Differences in Abstraction

Rational and Idealist introspection surveyed

By Keillan on 06-10-2008

Much of my blogging on here and other sites that I inhabit deals with introspection. I suppose that a large part of me has been trying to discover who I am. For example, I’m quite sure that I’m a Rational, and knowing that has helped a lot. Thus much of my self-analysis is done in a Rational manner, as if I am a thought experiment on myself.

It seems to me though that searching for oneself is more the domain of the Idealist. I look at myself and see a lot of traits that lean more towards Idealist properties than Rational. For example, my disgust at conflict is more pronounced than I would expect out of a Rational. I also tend to be very conscious of the feelings of others, often to my detriment, which seems like a classic Idealist issue.

Thus I wonder if somehow I had a hybrid state to me where I am partially Idealist. I note that the first time I took an MBTI survey, my score on the T/F scale lay exactly in the middle, with me being male being the tie-breaker favouring Thinking. (Of course I also scored as a Judger, and I’m certainly not that, so I take it with a grain of salt.) Conversely, my iNtuitive score was extremely high (something like 95%), so within that context, perhaps I am strongly iNtuitive (and thus introspective), but rather either/or with the Rational/Idealist boundary.

With that, I began to explore this some more, starting with the question, “What is the difference between Rational introspection and Idealist introspection?” This is where temperament theory is quite useful, for the partition is Utilitarian versus Cooperative. Still, this is a little vague as would not introspection be an individual effort, apart from tool usage?

Then I apply perspectives to this dichotomy. What I see in myself is that when I’m looking at who I am, I’m doing so with the notion of how I fit into the world, or perhaps the Universe.
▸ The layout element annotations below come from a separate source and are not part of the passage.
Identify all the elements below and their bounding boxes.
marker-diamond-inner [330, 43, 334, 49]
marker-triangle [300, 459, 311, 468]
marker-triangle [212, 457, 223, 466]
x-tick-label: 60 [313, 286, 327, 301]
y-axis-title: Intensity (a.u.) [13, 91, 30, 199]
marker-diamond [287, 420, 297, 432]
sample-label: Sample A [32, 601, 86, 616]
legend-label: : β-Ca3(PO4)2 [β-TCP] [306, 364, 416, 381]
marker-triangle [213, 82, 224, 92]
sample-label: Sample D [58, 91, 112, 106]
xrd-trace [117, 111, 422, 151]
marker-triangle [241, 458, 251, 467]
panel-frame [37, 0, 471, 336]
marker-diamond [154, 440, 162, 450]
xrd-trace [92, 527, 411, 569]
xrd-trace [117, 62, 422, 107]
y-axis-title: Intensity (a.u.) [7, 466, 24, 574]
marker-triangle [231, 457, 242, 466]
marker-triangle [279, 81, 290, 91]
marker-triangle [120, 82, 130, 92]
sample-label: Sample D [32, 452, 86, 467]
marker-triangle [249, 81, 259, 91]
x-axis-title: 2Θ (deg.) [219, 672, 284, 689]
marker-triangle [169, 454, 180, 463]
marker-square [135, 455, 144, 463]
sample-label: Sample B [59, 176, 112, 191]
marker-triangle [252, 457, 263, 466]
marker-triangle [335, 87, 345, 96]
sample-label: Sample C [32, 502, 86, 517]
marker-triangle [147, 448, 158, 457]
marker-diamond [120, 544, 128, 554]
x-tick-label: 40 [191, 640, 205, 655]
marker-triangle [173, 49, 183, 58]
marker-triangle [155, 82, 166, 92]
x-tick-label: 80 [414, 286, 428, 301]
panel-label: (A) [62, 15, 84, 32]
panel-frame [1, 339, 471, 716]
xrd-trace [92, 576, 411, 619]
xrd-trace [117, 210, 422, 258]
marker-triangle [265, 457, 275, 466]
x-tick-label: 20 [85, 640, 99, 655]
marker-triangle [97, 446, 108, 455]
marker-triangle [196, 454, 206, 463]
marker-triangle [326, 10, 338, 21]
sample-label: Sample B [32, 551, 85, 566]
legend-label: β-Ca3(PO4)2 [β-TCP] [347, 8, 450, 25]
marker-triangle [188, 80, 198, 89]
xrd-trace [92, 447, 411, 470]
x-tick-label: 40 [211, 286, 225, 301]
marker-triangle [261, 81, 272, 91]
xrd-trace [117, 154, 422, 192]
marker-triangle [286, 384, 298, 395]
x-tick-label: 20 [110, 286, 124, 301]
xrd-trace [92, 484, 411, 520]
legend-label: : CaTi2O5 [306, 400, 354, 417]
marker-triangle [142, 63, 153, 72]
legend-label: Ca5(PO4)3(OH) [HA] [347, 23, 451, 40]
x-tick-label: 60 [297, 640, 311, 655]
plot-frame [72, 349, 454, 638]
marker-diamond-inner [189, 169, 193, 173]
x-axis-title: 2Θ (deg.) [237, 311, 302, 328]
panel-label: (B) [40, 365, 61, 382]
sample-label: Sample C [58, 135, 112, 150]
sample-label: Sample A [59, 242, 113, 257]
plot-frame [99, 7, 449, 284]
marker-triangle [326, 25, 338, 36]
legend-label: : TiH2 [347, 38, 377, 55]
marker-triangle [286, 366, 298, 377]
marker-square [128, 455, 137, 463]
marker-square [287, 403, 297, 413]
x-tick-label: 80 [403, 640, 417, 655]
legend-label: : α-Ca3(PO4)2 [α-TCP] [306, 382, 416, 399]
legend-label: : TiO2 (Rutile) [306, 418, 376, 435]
In that context, I’m simply not looking at myself or humanity individually, but rather the mechanisms of nature itself.

In contrast, I believe that the Idealist focuses more on the humanity of self-analysis. Perhaps the Idealist is generally content to leave the functioning of the Universe as something of a mystery, or perhaps adopting a pre-existing paradigm (religion, philosophy, etc.). That simply isn’t something that a Rational can stand to do.

In this viewpoint, neither method is better than the other, just different. They may seem similar in many ways as the goals are quite compatible. Also, being Rational or Idealist is an all-or-nothing situation as each temperament can find adopting some traits of the other useful.

I suppose that my conclusion is that I engage in Rational introspection primarily, which is perhaps resonant with Idealist practice, but is still its own feature. Thus I feel that I’ve learnt something of myself, but by looking at it as part of a natural system; a truly Rational behaviour.